Image pulled from article shows process & time stamps from blood sample to full report

This article was specific to NICUs (intensive care unit for newborns), and these scientists "sequenced and analyzed 15 human genomes on the prototype of sequencing by expansion." Here are the lab statistics and their findings:

• Out of 15: 3 human samples came from National Institute of Standards and Technology (control)

• Out of 15: 5 patients whose genomes were previously sequenced and known (retrospective)

• Out of 15: 7 patients in the NICU from a prospective set (with parent consent)

• Mean time to generate variants from genomic DNA: 4 hours 4 minutes

• Blood samples arrived at 7 a.m., reports fully interpreted from 2 p.m. to 4:30 p.m.

• Quickest time from sample receipt to report: 6 hours 47 minutes.
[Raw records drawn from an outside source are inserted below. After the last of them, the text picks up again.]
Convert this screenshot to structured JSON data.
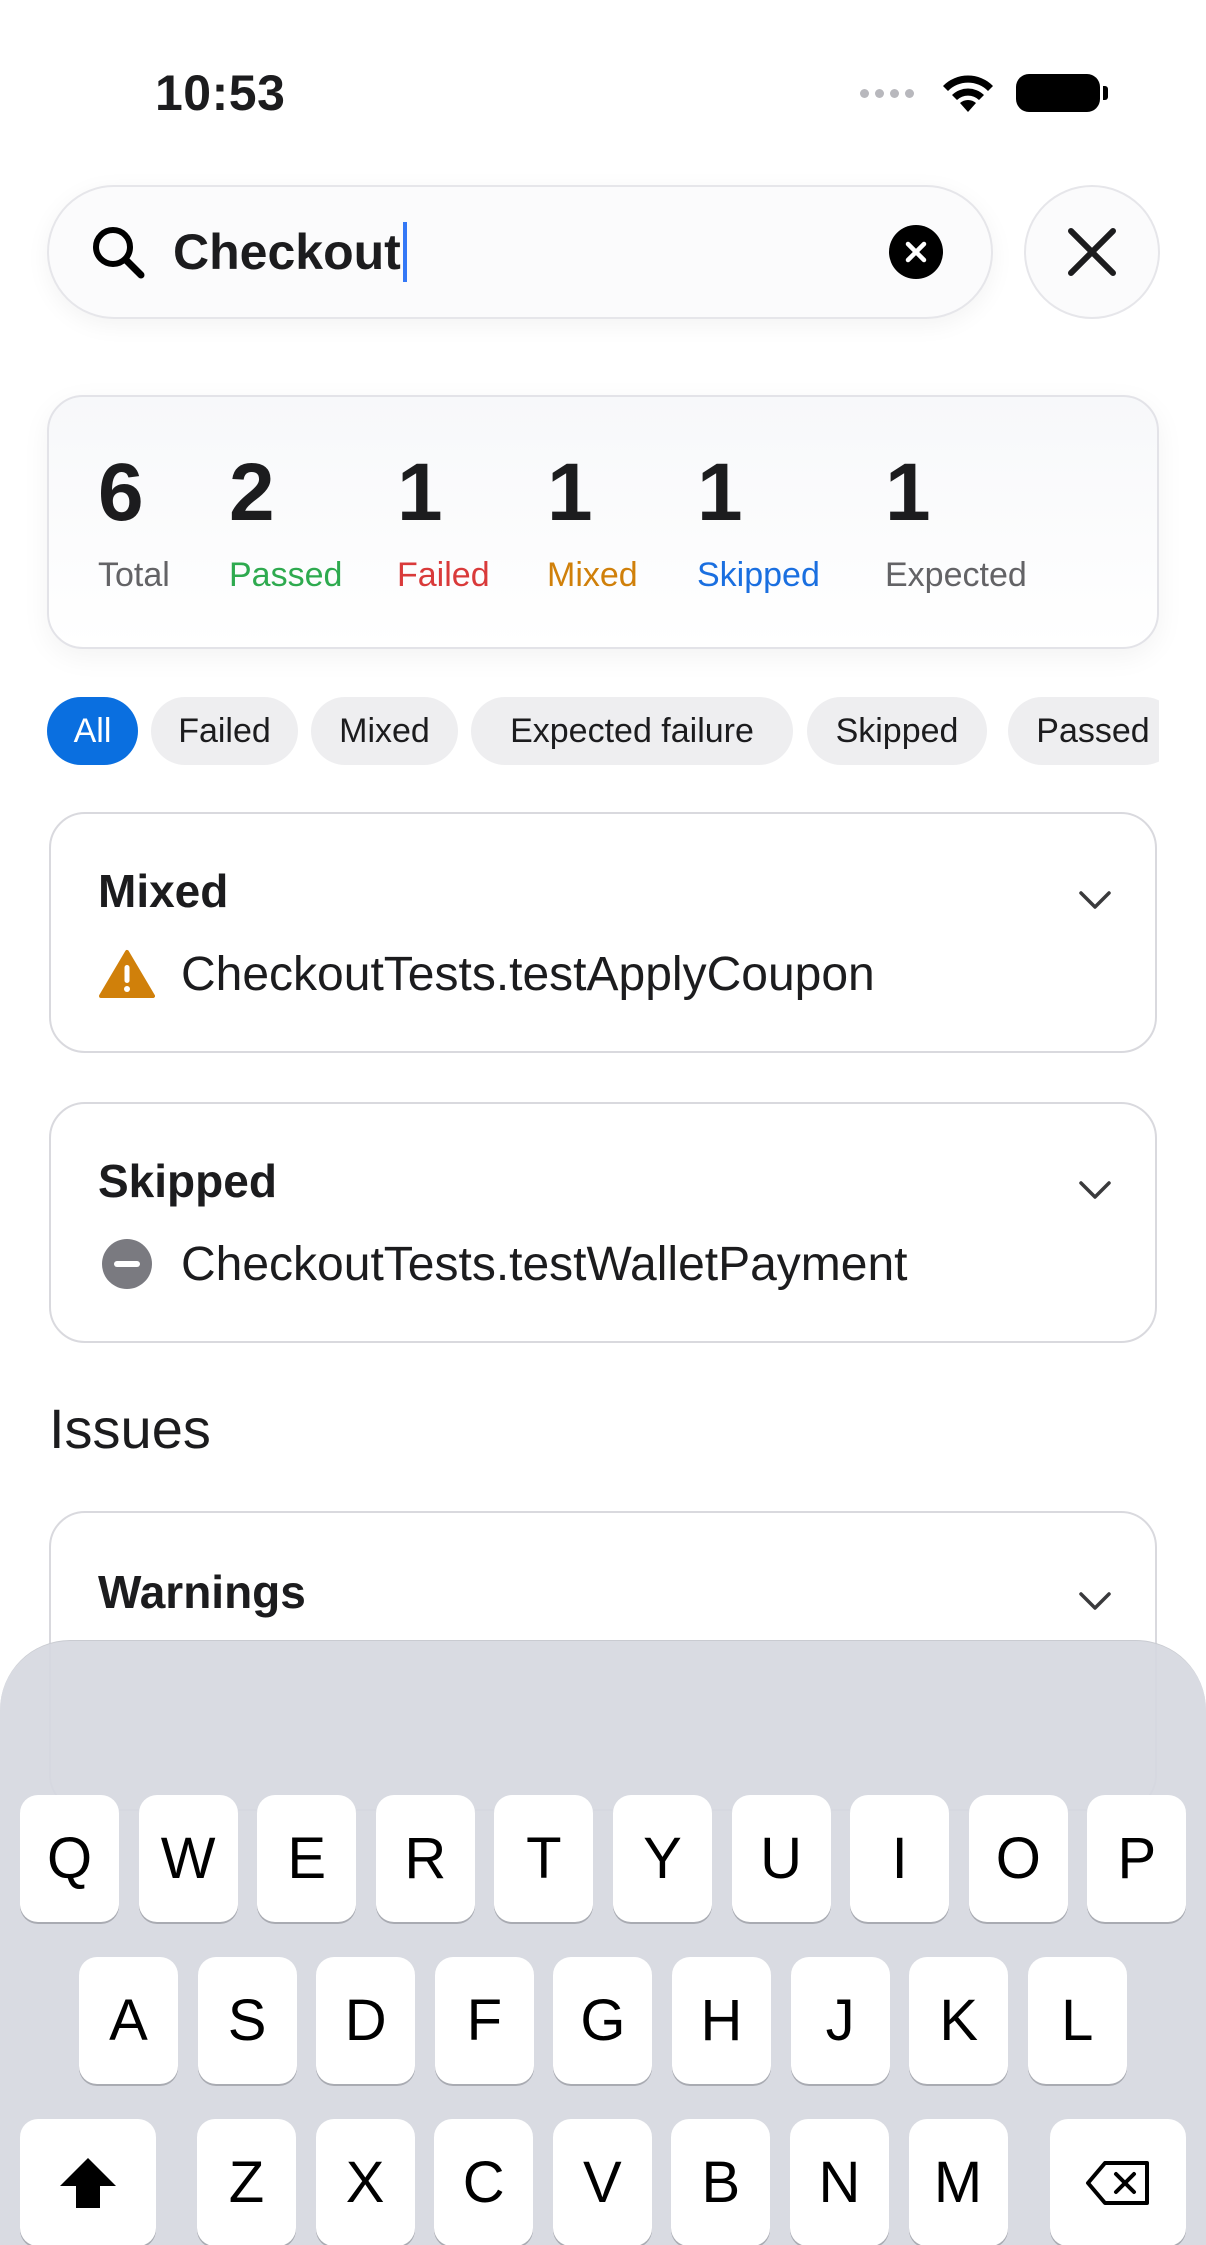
{
  "status_bar": {
    "time": "10:53"
  },
  "search": {
    "value": "Checkout"
  },
  "summary": {
    "stats": [
      {
        "value": "6",
        "label": "Total",
        "color": "#636366"
      },
      {
        "value": "2",
        "label": "Passed",
        "color": "#2eaa4f"
      },
      {
        "value": "1",
        "label": "Failed",
        "color": "#d93a3a"
      },
      {
        "value": "1",
        "label": "Mixed",
        "color": "#d0800a"
      },
      {
        "value": "1",
        "label": "Skipped",
        "color": "#1a6fe0"
      },
      {
        "value": "1",
        "label": "Expected",
        "color": "#636366"
      }
    ]
  },
  "filters": {
    "active": "All",
    "chips": [
      "All",
      "Failed",
      "Mixed",
      "Expected failure",
      "Skipped",
      "Passed"
    ]
  },
  "results": [
    {
      "title": "Mixed",
      "icon": "warning-icon",
      "test": "CheckoutTests.testApplyCoupon"
    },
    {
      "title": "Skipped",
      "icon": "skipped-icon",
      "test": "CheckoutTests.testWalletPayment"
    }
  ],
  "issues": {
    "heading": "Issues",
    "sections": [
      {
        "title": "Warnings"
      }
    ]
  },
  "keyboard": {
    "row1": [
      "Q",
      "W",
      "E",
      "R",
      "T",
      "Y",
      "U",
      "I",
      "O",
      "P"
    ],
    "row2": [
      "A",
      "S",
      "D",
      "F",
      "G",
      "H",
      "J",
      "K",
      "L"
    ],
    "row3": [
      "Z",
      "X",
      "C",
      "V",
      "B",
      "N",
      "M"
    ]
  },
  "colors": {
    "accent": "#0a6fe0",
    "warning": "#d0800a",
    "skipped": "#7a7a80"
  }
}
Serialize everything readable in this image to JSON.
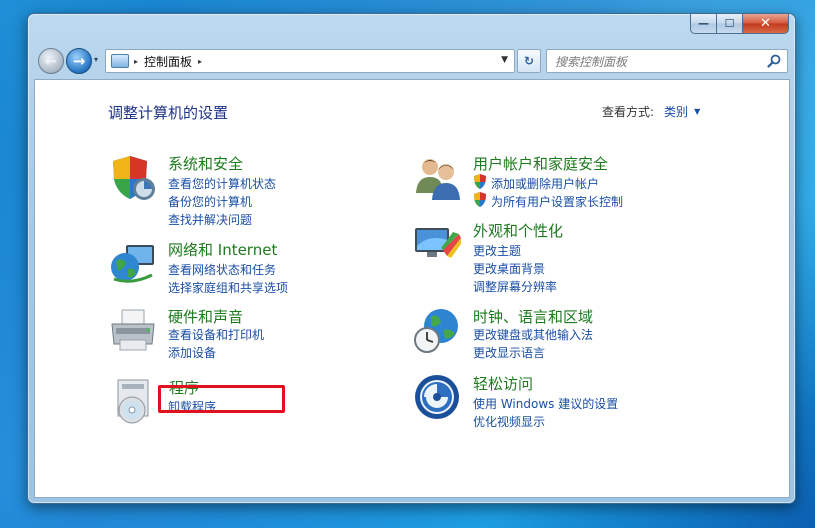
{
  "window": {
    "minimize_glyph": "—",
    "maximize_glyph": "☐",
    "close_glyph": "✕"
  },
  "navigation": {
    "back_glyph": "←",
    "forward_glyph": "→",
    "history_glyph": "▾",
    "address": {
      "separator": "▸",
      "path": "控制面板",
      "dropdown_glyph": "▼"
    },
    "refresh_glyph": "↻",
    "search": {
      "placeholder": "搜索控制面板"
    }
  },
  "content": {
    "title": "调整计算机的设置",
    "view_by": {
      "label": "查看方式:",
      "value": "类别"
    }
  },
  "left_categories": [
    {
      "icon": "shield-check-icon",
      "title": "系统和安全",
      "links": [
        "查看您的计算机状态",
        "备份您的计算机",
        "查找并解决问题"
      ]
    },
    {
      "icon": "network-globe-icon",
      "title": "网络和 Internet",
      "links": [
        "查看网络状态和任务",
        "选择家庭组和共享选项"
      ]
    },
    {
      "icon": "printer-icon",
      "title": "硬件和声音",
      "links": [
        "查看设备和打印机",
        "添加设备"
      ]
    },
    {
      "icon": "programs-disc-icon",
      "title": "程序",
      "links": [
        "卸载程序"
      ]
    }
  ],
  "right_categories": [
    {
      "icon": "users-icon",
      "title": "用户帐户和家庭安全",
      "links": [
        "添加或删除用户帐户",
        "为所有用户设置家长控制"
      ]
    },
    {
      "icon": "monitor-palette-icon",
      "title": "外观和个性化",
      "links": [
        "更改主题",
        "更改桌面背景",
        "调整屏幕分辨率"
      ]
    },
    {
      "icon": "clock-globe-icon",
      "title": "时钟、语言和区域",
      "links": [
        "更改键盘或其他输入法",
        "更改显示语言"
      ]
    },
    {
      "icon": "ease-of-access-icon",
      "title": "轻松访问",
      "links": [
        "使用 Windows 建议的设置",
        "优化视频显示"
      ]
    }
  ],
  "colors": {
    "category_title": "#1d7a1d",
    "link": "#1a4fa5",
    "title": "#1e3287",
    "highlight": "#e0101e"
  }
}
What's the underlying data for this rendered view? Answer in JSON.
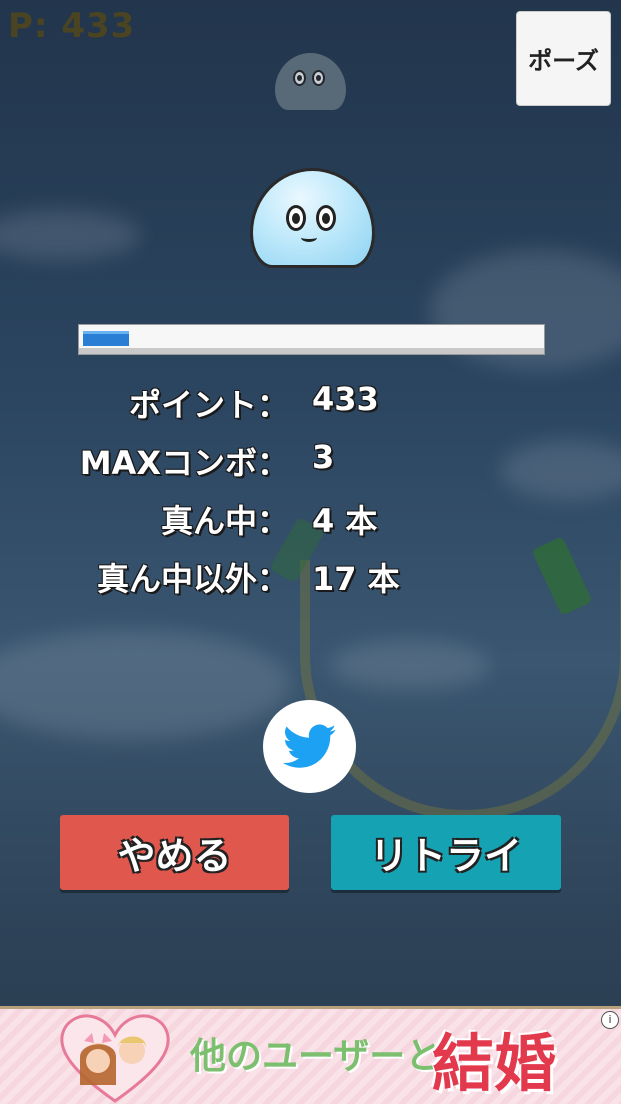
{
  "hud": {
    "score_text": "P: 433"
  },
  "pause_button": {
    "label": "ポーズ"
  },
  "progress": {
    "fill_fraction": 0.1
  },
  "stats": [
    {
      "label": "ポイント：",
      "value": "433"
    },
    {
      "label": "MAXコンボ：",
      "value": "3"
    },
    {
      "label": "真ん中：",
      "value": "4 本"
    },
    {
      "label": "真ん中以外：",
      "value": "17 本"
    }
  ],
  "share": {
    "icon": "twitter-bird-icon",
    "color": "#1da1f2"
  },
  "buttons": {
    "quit_label": "やめる",
    "retry_label": "リトライ"
  },
  "ad": {
    "text": "他のユーザーと",
    "highlight": "結婚",
    "info_icon": "i"
  },
  "colors": {
    "quit": "#e0574d",
    "retry": "#15a3b3",
    "progress": "#2a7fd4"
  }
}
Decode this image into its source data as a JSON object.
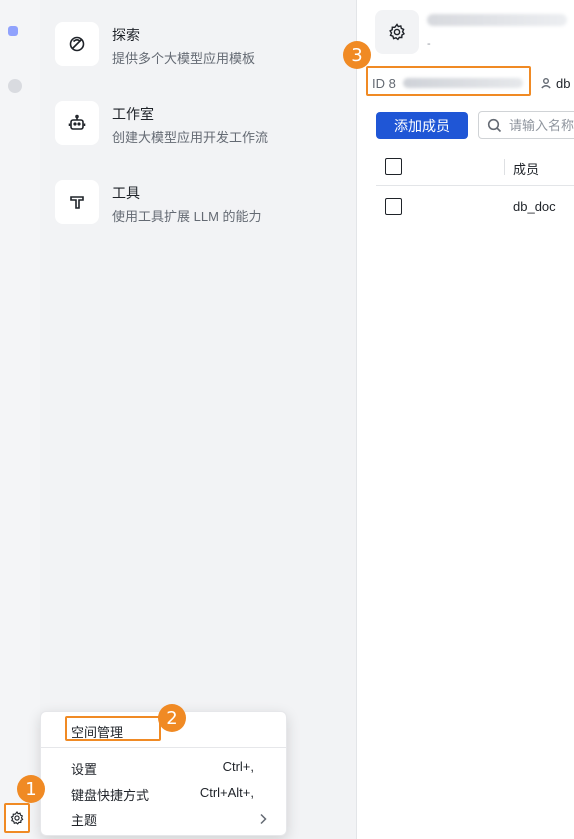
{
  "menu": [
    {
      "title": "探索",
      "desc": "提供多个大模型应用模板",
      "icon": "compass-icon"
    },
    {
      "title": "工作室",
      "desc": "创建大模型应用开发工作流",
      "icon": "robot-icon"
    },
    {
      "title": "工具",
      "desc": "使用工具扩展 LLM 的能力",
      "icon": "hammer-icon"
    }
  ],
  "workspace": {
    "sub": "-",
    "id_label": "ID 8",
    "owner": "db"
  },
  "members": {
    "add_button": "添加成员",
    "search_placeholder": "请输入名称",
    "column_member": "成员",
    "rows": [
      {
        "name": "db_doc"
      }
    ]
  },
  "popup": {
    "space_manage": "空间管理",
    "settings": "设置",
    "settings_shortcut": "Ctrl+,",
    "keyboard": "键盘快捷方式",
    "keyboard_shortcut": "Ctrl+Alt+,",
    "theme": "主题"
  },
  "badges": [
    "1",
    "2",
    "3"
  ],
  "colors": {
    "accent": "#f08a24",
    "primary": "#1f56d6"
  }
}
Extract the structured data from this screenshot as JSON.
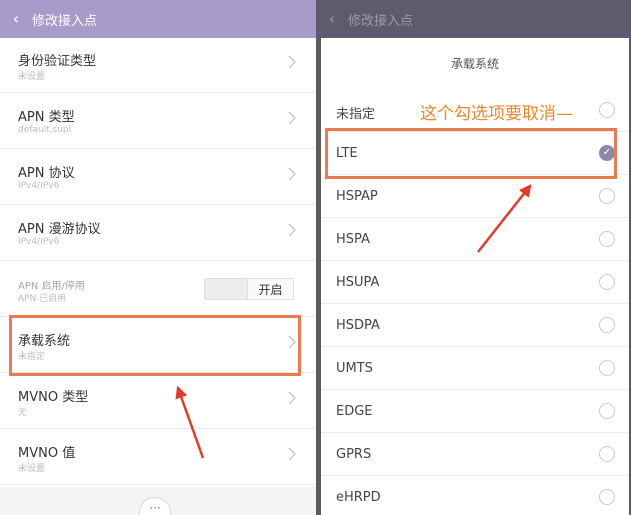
{
  "left": {
    "header_title": "修改接入点",
    "items": [
      {
        "title": "身份验证类型",
        "sub": "未设置"
      },
      {
        "title": "APN 类型",
        "sub": "default,supl"
      },
      {
        "title": "APN 协议",
        "sub": "IPv4/IPv6"
      },
      {
        "title": "APN 漫游协议",
        "sub": "IPv4/IPv6"
      },
      {
        "title": "APN 启用/停用",
        "sub": "APN 已启用",
        "toggle_label": "开启"
      },
      {
        "title": "承载系统",
        "sub": "未指定"
      },
      {
        "title": "MVNO 类型",
        "sub": "无"
      },
      {
        "title": "MVNO 值",
        "sub": "未设置"
      }
    ],
    "more_label": "···"
  },
  "right": {
    "header_title": "修改接入点",
    "dialog_title": "承载系统",
    "annotation": "这个勾选项要取消—",
    "options": [
      "未指定",
      "LTE",
      "HSPAP",
      "HSPA",
      "HSUPA",
      "HSDPA",
      "UMTS",
      "EDGE",
      "GPRS",
      "eHRPD"
    ],
    "selected": "LTE"
  },
  "colors": {
    "left_header": "#a79bc9",
    "right_header_dimmed": "#5f5a6e",
    "highlight_box": "#ed7a4e",
    "annotation_text": "#f0862d",
    "arrow": "#e23a2b",
    "radio_checked": "#8f87ad"
  },
  "icons": {
    "back": "chevron-left-icon",
    "row_nav": "chevron-right-icon",
    "radio_checked": "check-icon"
  }
}
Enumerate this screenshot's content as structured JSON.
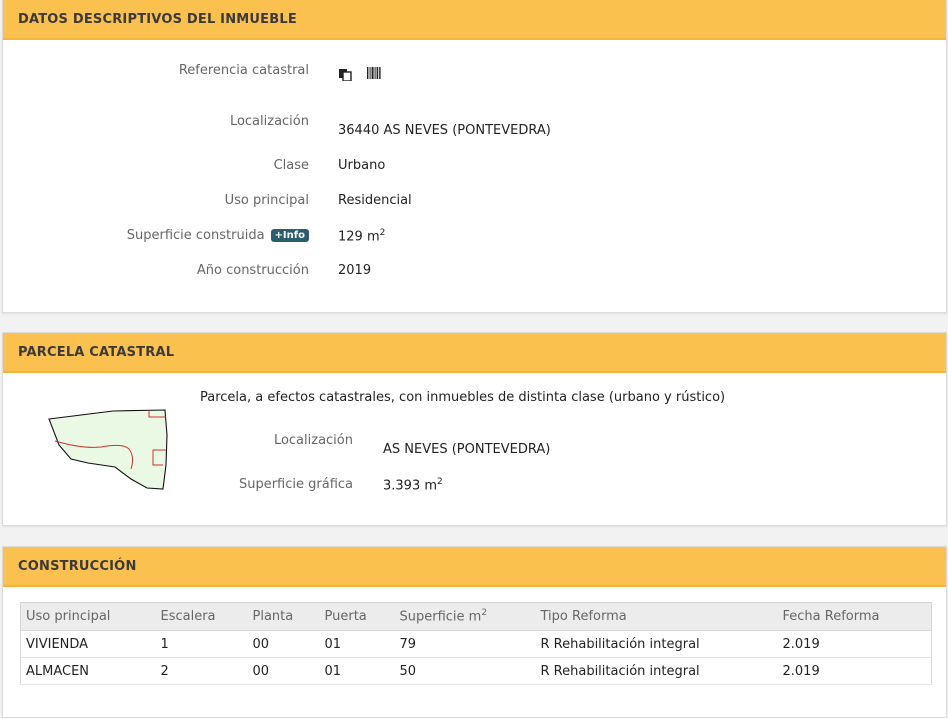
{
  "datos": {
    "title": "DATOS DESCRIPTIVOS DEL INMUEBLE",
    "ref_label": "Referencia catastral",
    "ref_icons": [
      "copy-icon",
      "barcode-icon"
    ],
    "loc_label": "Localización",
    "loc_value": "36440 AS NEVES (PONTEVEDRA)",
    "clase_label": "Clase",
    "clase_value": "Urbano",
    "uso_label": "Uso principal",
    "uso_value": "Residencial",
    "sup_label": "Superficie construida",
    "sup_badge": "+Info",
    "sup_value": "129 m",
    "sup_unit_exp": "2",
    "anio_label": "Año construcción",
    "anio_value": "2019"
  },
  "parcela": {
    "title": "PARCELA CATASTRAL",
    "description": "Parcela, a efectos catastrales, con inmuebles de distinta clase (urbano y rústico)",
    "loc_label": "Localización",
    "loc_value": "AS NEVES (PONTEVEDRA)",
    "sup_label": "Superficie gráfica",
    "sup_value": "3.393 m",
    "sup_unit_exp": "2"
  },
  "construccion": {
    "title": "CONSTRUCCIÓN",
    "headers": [
      "Uso principal",
      "Escalera",
      "Planta",
      "Puerta",
      "Superficie m",
      "Tipo Reforma",
      "Fecha Reforma"
    ],
    "sup_header_exp": "2",
    "rows": [
      [
        "VIVIENDA",
        "1",
        "00",
        "01",
        "79",
        "R Rehabilitación integral",
        "2.019"
      ],
      [
        "ALMACEN",
        "2",
        "00",
        "01",
        "50",
        "R Rehabilitación integral",
        "2.019"
      ]
    ]
  },
  "colors": {
    "header": "#fbc14e",
    "badge": "#2b5d6f",
    "parcel_fill": "#eaf9e4",
    "parcel_line": "#d23030"
  }
}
• Out of 7 NICU patients, there were two positive findings and 5 negative findings - all 7 produced actionable results if this clinical trial was first-line.

To expand, infant 3, who had several physical abnormalities, was found to have an unbalanced translocation between chromosomes 10 and 14, which explained the developmental issues doctors had observed. Infant 7, who was experiencing tonic seizures, had a mutation in the KCNQ2 gene, a known cause of genetic epilepsy that responds well to sodium-channel blocker medications. By identifying this mutation so quickly, doctors were able to link the seizures to a treatable condition and theoretically would be able to start treatment immediately.

My Closing Thoughts

To give context, same-day genomic sequencing has been achieved prior to this, but these findings are significant because they bridge the technology to real world use. That is why this advancement is meaningful, especially in neonatal intensive care units. Because DNA is permanent and unchanging, being able to identify a genetic anomaly within hours gives doctors information they can trust for a patient’s entire life. Same-day sequencing means that instead of waiting days for results, medical teams can make immediate, informed decisions that prevent harm and guide treatment based on the baby’s exact genetic makeup. To go from taking years to now, taking one day to extract life-changing findings represents a major step toward a future where precision medicine isn’t just fast - it’s fast enough to save lives when every minute matters.